Online shopping can be fun and convenient, but only when retailers make it easy for us to find what we are looking for. More times than not, consumers hit roadblocks that make them think twice about purchasing. For example, would you buy a $1,500 sofa based on a limited product description and a single photo? Probably not. However, what if you were presented with multiple images and videos, extensive product specifications, as well as the ability to chat online with a sales associate?

Today we’ll compare the websites of two home decor giants, West Elm and CB2. Although both companies have experienced tremendous growth via clever branding and eye-catching products, their websites were not created equally. While both sites are clean, modern and user-friendly, a closer look reveals that one retailer shines when it comes to offering shoppers a robust set of tools that facilitates trust and transparency.

The Battle: West Elm vs CB2

To determine which website comes out on top, we analyzed best practices for ecommerce sites, which entails offering a user experience that leads to ease of navigation and an informed decision making process. If people A) can’t find what they are looking for or B) don’t know what they are getting, they are bound to shop elsewhere.

Where West Elm Shines

Sales promotions on Homepage
Showing all current sales promotions on the Homepage well above the fold is a great way to entice users to view the promotions and begin shopping. This is a crucial feature for price conscious consumers hunting for a deal.

Link to Store Locations in Header
West Elm and CB2 have physical store locations across the country. Many use their websites to window shop, but hold off on purchasing until they see items in person. Making it easy for people to locate the nearest store is a practice that all ecommerce retailers should follow.

Dropdown Menus


An extremely practical method of helping users find what what are looking for, is to provide dropdown menus from the main navigation bar that highlight all main categories in the online store. This type of menu is often referred to as a “mega menu”, and facilitates organization by setting up user pathways that guide users through the site.

Organization of Category Pages
West Elm’s main Category pages (e.g. Furniture) are organized by Subcategory (e.g. Living Room or Dining), and provide a visual structure that makes finding what you need a breeze. Clear hierarchy and logical user pathways are incredibly important for ecommerce websites with extensive inventories.

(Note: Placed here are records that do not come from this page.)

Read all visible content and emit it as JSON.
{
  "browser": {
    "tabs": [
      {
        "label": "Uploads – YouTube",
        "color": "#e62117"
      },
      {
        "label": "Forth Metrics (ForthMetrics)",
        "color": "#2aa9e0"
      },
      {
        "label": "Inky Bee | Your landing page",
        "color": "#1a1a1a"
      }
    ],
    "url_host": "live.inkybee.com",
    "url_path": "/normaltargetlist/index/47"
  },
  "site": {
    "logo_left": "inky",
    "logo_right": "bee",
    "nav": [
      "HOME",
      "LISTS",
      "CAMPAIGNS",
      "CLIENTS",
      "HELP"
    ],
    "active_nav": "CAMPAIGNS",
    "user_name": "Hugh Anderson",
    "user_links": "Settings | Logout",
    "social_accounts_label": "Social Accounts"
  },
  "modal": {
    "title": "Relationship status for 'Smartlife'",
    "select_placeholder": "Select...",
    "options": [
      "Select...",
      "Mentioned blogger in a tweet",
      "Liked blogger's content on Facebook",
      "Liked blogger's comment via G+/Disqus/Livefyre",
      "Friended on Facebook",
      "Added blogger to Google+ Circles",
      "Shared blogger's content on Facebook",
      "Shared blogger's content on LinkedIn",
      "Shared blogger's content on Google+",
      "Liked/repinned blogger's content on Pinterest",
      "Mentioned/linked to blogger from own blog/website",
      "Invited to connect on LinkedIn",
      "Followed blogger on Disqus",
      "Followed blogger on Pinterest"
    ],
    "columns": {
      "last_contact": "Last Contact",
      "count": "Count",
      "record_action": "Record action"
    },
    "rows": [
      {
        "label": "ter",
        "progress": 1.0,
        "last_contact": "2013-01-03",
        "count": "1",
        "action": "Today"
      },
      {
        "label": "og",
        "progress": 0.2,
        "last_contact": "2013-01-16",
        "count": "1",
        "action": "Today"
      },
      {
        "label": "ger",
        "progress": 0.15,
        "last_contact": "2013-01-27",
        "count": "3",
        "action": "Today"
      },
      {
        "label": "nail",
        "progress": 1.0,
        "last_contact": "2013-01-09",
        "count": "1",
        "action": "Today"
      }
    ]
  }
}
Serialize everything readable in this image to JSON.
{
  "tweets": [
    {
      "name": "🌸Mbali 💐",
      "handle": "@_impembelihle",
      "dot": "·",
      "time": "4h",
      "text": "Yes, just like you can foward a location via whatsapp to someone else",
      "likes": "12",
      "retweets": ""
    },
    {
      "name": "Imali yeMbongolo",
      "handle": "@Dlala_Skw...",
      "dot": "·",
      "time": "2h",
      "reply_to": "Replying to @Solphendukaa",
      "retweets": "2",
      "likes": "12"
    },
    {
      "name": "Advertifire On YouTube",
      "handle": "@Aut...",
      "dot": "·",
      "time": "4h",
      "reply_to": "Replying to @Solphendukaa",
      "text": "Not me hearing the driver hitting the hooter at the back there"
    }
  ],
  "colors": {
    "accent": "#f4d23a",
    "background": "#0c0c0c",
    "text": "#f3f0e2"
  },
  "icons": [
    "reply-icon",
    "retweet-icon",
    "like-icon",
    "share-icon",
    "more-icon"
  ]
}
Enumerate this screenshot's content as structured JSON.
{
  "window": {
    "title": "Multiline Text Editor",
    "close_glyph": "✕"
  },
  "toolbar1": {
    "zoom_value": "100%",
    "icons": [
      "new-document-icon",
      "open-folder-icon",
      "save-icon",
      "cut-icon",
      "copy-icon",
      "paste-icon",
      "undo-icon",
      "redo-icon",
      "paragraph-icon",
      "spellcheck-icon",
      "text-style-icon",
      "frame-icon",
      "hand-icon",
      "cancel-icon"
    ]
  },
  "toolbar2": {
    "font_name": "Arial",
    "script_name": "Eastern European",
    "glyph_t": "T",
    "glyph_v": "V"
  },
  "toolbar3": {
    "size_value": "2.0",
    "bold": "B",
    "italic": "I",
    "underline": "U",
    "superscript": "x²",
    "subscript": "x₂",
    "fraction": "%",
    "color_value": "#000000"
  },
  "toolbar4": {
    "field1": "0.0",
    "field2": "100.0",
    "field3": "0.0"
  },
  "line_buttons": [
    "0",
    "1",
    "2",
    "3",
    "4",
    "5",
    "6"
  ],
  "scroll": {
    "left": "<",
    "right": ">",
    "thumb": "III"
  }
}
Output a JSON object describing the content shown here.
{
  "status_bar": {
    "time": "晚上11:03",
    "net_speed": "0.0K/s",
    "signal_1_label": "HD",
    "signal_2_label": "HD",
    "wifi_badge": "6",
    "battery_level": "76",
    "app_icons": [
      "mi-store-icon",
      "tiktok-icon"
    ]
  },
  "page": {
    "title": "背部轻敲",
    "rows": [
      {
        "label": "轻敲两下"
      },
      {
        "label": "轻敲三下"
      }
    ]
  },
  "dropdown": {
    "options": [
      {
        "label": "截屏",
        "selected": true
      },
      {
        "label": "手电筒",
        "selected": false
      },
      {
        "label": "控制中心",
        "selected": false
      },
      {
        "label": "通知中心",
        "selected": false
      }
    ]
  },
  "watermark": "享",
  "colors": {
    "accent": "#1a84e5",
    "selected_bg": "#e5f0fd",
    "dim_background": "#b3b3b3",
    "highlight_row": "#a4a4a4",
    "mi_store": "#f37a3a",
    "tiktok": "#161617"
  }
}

Comprehensive Filtering Options


Sites with a lot of inventory and multiple product variations needs to assist users by giving them a way to narrow down their options. The easiest method is to offer a robust set of filtering tools for attributes like color, size, material and price range.

Quick Look feature on Subcategory pages


All items displayed on Subcategory pages have a “Quick Look” feature that allows users to view enlarged photos and essential product details in a pop-up window. This prevents the need to go back and forth from product detail pages to subcategory pages, making the shopping experience more seamless.

Product Videos

The inclusion of polished product videos ensures that visitors have the opportunity to see products up close and from every angle. The videos also add an element of emotion that further connects people to the products.

Extensive product info
The level of detail offered for each product is extensive enough that consumers can immediately gather vital information such as dimensions, packaging, care and shipping. Product info is organized into convenient pop-open menus that open and close for ease of navigation.

Great product photos, including multiple in-room views
Some products, such as sofas, have as many as 14 images. Items are often shown both on a white background and in a room setting, which allows shoppers to visualize them in a variety of ways.

Powerful set of customer resources and tools


West Elm has created an impressive collection of tools that fall outside of the online store. Inspiration & Ideas, Resources and How-to Guides provide valuable content for visitors to consume, share and use for their home decor planning needs. This is important for several reasons:

Firstly, it provides a way to keep users on the site and have them coming back even when they aren’t in shopping mode. Secondly, it is a clever way to subconsciously get consumers excited about doing more shopping. For example, a beautiful gallery of inspirational room decor, may convince a casual browser to head to the online store to check out available options.

Where CB2 Gets it Right

Phone number in header
It is always a wise decision to include a phone number in the header. This will allow users to easily call customer support at any time during their visit.

Live chat
Live chat is a proven way to offer personalized support that can’t otherwise be replicated online. Often times, users feel more comfortable and confident speaking to a human. Even the most detailed FAQ page can’t combat this essential consumer tendency.

Customer reviews
Recent studies indicate that over 75% of people trust online reviews. For many, hearing what their peers have to say about a product will sway their decision in one direction or another, because it offers transparency and removes the glossy veil created by clever advertising and promotions.

The Winner: West Elm

West Elm’s website, while missing a few important elements, is the hands-down winner of this battle. offers a better user experience, including highly organize category and product pages and robust resources and tools that make shopping fun and easy.

If you own or maintain an online store, this article will shed light on what ecommerce sites need to boost effectiveness and drive sales. Products do not sell themselves, no matter how spectacular. When it comes to doing business online, assume that each user needs hand-holding in order to make it to checkout. Give them everything they need to alleviate common fears and allow them to shop with confidence.